Layer 5: The Root Filesystem¶
What You're Building Toward¶
A container needs its own filesystem. Not a copy of the host's — its own. This layer covers how that works: OverlayFS for layered images, pivot_root for swapping the root, and how OCI images map to what's on disk.
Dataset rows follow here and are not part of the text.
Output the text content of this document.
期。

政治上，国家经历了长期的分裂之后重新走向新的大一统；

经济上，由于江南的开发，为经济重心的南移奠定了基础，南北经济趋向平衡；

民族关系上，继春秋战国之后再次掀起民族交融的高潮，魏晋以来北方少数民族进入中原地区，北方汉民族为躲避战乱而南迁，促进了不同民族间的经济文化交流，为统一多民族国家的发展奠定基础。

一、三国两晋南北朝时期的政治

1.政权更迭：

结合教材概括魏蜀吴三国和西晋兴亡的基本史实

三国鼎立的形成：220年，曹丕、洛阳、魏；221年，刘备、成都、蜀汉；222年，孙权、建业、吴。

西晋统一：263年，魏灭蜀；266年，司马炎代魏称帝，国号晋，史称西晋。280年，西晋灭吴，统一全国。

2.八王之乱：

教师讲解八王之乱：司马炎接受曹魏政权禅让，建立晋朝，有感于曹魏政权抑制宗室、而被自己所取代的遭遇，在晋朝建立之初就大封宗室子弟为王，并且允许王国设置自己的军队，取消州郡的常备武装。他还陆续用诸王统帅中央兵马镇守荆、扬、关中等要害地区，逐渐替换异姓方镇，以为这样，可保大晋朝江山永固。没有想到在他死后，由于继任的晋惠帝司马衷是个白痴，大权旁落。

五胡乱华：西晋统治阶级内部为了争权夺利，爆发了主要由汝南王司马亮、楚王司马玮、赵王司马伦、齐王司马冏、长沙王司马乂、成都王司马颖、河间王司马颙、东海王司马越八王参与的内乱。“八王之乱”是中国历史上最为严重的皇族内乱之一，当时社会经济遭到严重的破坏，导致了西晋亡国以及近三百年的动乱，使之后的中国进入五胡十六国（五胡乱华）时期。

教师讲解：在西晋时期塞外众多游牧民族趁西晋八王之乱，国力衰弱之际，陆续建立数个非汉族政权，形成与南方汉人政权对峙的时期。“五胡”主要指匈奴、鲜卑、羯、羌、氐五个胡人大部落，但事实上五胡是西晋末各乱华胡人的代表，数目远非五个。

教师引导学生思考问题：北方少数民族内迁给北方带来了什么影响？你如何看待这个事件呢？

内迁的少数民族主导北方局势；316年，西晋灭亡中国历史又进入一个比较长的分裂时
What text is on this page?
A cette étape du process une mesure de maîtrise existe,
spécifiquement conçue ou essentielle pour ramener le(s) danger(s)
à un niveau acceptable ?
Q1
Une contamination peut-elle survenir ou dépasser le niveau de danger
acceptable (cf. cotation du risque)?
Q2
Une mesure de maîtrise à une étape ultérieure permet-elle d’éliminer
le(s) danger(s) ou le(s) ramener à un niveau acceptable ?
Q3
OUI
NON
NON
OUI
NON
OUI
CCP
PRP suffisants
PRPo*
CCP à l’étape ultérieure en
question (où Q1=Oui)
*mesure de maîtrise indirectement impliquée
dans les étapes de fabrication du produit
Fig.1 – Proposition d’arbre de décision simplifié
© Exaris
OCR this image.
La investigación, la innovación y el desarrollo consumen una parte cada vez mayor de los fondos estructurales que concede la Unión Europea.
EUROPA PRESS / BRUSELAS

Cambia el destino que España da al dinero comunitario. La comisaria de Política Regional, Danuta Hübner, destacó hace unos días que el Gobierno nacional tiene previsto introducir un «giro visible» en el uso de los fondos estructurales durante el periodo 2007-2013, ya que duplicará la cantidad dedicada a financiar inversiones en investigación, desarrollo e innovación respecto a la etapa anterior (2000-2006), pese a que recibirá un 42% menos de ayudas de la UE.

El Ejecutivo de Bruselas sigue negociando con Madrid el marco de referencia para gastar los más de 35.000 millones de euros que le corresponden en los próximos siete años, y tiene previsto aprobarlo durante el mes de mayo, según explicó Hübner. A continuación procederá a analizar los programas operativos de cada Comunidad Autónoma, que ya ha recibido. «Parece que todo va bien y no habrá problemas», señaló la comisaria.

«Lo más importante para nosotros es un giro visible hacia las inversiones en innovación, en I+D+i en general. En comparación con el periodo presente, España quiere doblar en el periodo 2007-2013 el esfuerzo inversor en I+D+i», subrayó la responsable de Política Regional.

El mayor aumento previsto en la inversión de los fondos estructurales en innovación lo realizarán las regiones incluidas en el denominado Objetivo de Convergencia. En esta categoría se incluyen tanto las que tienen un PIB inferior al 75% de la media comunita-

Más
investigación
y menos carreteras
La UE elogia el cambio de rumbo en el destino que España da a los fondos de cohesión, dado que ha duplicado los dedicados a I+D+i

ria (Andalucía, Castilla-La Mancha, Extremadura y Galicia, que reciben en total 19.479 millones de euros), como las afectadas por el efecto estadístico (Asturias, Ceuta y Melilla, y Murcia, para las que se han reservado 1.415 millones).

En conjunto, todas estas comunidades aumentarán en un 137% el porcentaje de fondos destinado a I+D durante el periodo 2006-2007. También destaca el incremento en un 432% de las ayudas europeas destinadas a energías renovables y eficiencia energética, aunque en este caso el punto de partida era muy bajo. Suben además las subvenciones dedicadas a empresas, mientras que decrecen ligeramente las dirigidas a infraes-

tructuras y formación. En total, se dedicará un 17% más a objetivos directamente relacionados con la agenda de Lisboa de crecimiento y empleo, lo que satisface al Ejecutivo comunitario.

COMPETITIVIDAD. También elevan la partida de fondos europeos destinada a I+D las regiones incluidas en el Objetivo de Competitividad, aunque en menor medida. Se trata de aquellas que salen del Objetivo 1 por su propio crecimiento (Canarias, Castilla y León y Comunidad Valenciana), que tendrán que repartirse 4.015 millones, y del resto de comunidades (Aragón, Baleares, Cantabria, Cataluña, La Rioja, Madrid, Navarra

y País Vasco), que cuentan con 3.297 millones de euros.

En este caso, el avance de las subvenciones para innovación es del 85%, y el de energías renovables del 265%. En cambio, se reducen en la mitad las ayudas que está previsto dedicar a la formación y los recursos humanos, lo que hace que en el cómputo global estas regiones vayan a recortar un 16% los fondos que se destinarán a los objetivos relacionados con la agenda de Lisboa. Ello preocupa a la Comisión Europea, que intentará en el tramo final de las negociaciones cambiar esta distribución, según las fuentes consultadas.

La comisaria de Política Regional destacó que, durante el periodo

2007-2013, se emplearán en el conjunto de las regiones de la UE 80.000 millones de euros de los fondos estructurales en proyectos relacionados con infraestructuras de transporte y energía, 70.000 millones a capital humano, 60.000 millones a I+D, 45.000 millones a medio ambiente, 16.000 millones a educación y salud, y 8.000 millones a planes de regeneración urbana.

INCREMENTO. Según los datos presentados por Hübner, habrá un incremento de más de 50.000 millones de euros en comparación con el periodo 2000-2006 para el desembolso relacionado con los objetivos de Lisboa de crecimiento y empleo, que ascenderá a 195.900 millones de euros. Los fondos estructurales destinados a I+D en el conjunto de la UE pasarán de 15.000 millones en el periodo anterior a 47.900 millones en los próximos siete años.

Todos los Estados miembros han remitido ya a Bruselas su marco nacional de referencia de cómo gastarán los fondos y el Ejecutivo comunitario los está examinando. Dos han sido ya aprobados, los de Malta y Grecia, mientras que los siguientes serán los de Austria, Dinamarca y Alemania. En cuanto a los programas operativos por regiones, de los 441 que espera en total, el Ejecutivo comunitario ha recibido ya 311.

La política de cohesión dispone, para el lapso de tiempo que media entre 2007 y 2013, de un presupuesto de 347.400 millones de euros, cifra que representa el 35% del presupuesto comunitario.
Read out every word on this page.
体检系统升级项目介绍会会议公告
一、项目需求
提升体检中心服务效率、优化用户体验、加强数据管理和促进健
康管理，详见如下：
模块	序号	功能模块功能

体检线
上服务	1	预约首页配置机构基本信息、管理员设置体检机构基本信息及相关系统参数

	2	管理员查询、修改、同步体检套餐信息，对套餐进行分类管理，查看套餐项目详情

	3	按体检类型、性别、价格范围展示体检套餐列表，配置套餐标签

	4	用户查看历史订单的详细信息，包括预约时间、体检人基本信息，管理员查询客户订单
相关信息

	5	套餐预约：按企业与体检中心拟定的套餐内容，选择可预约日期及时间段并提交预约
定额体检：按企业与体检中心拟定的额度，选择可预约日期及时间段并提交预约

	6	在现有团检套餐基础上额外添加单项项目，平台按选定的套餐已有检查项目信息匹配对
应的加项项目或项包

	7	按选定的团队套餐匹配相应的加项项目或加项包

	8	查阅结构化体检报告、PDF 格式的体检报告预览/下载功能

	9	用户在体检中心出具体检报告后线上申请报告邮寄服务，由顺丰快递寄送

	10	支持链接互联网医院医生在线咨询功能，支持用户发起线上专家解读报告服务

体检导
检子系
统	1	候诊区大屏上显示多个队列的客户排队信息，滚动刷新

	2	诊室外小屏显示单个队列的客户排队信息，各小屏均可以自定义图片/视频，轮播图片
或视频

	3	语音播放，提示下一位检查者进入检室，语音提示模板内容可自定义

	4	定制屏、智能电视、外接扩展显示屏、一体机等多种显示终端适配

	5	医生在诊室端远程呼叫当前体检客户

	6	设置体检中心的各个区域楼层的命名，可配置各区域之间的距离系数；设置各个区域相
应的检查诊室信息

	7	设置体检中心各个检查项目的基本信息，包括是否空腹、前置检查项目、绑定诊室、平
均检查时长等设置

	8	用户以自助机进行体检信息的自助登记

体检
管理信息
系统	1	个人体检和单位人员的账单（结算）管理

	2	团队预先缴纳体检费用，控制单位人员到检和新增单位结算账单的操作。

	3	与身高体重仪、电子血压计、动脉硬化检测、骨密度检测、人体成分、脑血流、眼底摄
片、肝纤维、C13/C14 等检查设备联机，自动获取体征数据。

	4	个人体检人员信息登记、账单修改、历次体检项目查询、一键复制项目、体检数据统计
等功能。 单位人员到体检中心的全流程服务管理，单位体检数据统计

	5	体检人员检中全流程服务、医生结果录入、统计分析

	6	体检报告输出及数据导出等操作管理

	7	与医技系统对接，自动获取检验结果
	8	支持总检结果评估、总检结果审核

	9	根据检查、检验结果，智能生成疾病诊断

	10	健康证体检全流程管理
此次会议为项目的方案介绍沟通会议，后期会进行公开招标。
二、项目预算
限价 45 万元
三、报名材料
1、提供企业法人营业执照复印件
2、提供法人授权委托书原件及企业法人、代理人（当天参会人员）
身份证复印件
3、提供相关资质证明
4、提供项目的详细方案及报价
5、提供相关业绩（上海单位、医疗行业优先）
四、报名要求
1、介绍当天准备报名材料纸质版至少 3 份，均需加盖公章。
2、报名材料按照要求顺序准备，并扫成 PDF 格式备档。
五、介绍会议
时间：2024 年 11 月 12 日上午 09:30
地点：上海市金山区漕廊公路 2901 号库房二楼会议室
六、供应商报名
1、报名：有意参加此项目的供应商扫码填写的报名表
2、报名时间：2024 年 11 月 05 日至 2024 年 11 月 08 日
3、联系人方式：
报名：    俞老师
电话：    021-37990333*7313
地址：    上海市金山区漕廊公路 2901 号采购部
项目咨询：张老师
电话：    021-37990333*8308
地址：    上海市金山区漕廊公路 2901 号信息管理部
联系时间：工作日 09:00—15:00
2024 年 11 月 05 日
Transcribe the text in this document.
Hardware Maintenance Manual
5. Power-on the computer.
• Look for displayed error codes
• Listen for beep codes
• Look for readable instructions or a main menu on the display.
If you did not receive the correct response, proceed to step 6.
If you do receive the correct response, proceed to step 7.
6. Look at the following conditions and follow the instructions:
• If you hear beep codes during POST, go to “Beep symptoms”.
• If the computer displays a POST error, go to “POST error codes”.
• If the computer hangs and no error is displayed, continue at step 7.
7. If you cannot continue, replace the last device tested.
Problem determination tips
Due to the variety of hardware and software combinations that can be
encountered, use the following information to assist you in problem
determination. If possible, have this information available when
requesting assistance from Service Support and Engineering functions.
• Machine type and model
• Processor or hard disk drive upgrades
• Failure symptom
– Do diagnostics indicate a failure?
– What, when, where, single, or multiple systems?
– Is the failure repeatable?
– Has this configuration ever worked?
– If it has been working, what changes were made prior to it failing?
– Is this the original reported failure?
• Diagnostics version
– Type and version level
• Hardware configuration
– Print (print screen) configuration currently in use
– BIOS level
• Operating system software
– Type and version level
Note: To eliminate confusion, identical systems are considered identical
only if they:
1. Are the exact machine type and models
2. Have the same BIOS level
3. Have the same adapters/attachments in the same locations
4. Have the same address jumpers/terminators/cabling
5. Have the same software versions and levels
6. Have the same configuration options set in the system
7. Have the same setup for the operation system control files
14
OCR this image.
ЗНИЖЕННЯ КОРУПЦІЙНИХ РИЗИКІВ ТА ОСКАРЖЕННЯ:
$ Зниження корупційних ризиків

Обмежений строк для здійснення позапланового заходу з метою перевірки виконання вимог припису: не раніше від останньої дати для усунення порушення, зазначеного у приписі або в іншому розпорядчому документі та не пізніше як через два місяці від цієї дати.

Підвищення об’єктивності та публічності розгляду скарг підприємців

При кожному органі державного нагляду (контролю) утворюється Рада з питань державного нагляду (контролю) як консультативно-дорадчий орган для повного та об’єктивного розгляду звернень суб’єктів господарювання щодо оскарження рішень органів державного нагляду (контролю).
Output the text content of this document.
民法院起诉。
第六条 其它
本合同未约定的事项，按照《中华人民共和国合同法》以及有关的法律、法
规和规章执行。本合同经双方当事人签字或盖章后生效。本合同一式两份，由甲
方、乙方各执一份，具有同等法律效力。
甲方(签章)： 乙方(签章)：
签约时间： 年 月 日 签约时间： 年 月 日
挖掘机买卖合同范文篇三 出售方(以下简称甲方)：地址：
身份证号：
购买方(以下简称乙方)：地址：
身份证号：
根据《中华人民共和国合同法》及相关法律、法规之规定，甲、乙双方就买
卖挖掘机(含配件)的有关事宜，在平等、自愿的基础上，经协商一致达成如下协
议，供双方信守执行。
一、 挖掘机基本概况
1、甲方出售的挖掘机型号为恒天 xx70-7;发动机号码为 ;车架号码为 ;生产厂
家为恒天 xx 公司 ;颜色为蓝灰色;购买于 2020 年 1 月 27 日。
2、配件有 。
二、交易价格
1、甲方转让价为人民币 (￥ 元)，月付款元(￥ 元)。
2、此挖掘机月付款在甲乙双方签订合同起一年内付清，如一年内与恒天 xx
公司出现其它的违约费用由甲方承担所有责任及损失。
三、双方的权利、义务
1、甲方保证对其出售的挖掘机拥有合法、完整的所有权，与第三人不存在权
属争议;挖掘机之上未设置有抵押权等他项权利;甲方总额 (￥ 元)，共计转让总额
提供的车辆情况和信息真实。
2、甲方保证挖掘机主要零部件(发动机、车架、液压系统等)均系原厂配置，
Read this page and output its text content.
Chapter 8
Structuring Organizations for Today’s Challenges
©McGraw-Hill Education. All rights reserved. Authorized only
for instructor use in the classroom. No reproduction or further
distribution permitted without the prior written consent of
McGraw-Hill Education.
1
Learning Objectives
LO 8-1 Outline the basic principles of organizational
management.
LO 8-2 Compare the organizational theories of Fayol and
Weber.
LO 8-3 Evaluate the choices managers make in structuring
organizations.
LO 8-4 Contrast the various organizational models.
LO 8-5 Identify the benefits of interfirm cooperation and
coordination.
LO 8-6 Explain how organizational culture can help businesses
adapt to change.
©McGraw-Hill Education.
5.1 chroot vs pivot_root — The Critical Difference¶
chroot¶
mkdir /tmp/fake-root
chroot /tmp/fake-root /bin/sh
# What chroot does:
# - Changes what "/" resolves to for this process
# - /tmp/fake-root is now seen as /
# - But the original root is STILL accessible:
ls / # sees fake-root contents
# Escape (as root):
mkdir /tmp/fake-root/escape
chroot /tmp/fake-root
# From inside:
cd /
mkdir escape
mount --bind / escape
chroot escape # you're back on the real root
chroot is not a security boundary. A root process can trivially escape it. It changes the path resolution, nothing more.
pivot_root¶
# pivot_root does two things atomically:
# 1. Makes new_root the new /
# 2. Moves the old root to put_old
# 3. You can then unmount put_old — the old root is completely gone
# Example:
mkdir -p /tmp/new-root/old-root
mount --bind /tmp/new-root /tmp/new-root # must be a mount point
cd /tmp/new-root
pivot_root . old-root
# Now:
# / = /tmp/new-root (was)
# /old-root = the actual old root
# Unmount the old root
umount /old-root
# Old root is now completely inaccessible — no escape path
This is what runc does. chroot would be a security hole. pivot_root is the real isolation.
The gotcha: pivot_root requires both new_root and put_old to be mount points. This is why runc always bind-mounts the rootfs before calling pivot_root.
5.2 OverlayFS — How Container Images Work¶
Container images are not flat tarballs. They're stacks of read-only layers. OverlayFS merges them.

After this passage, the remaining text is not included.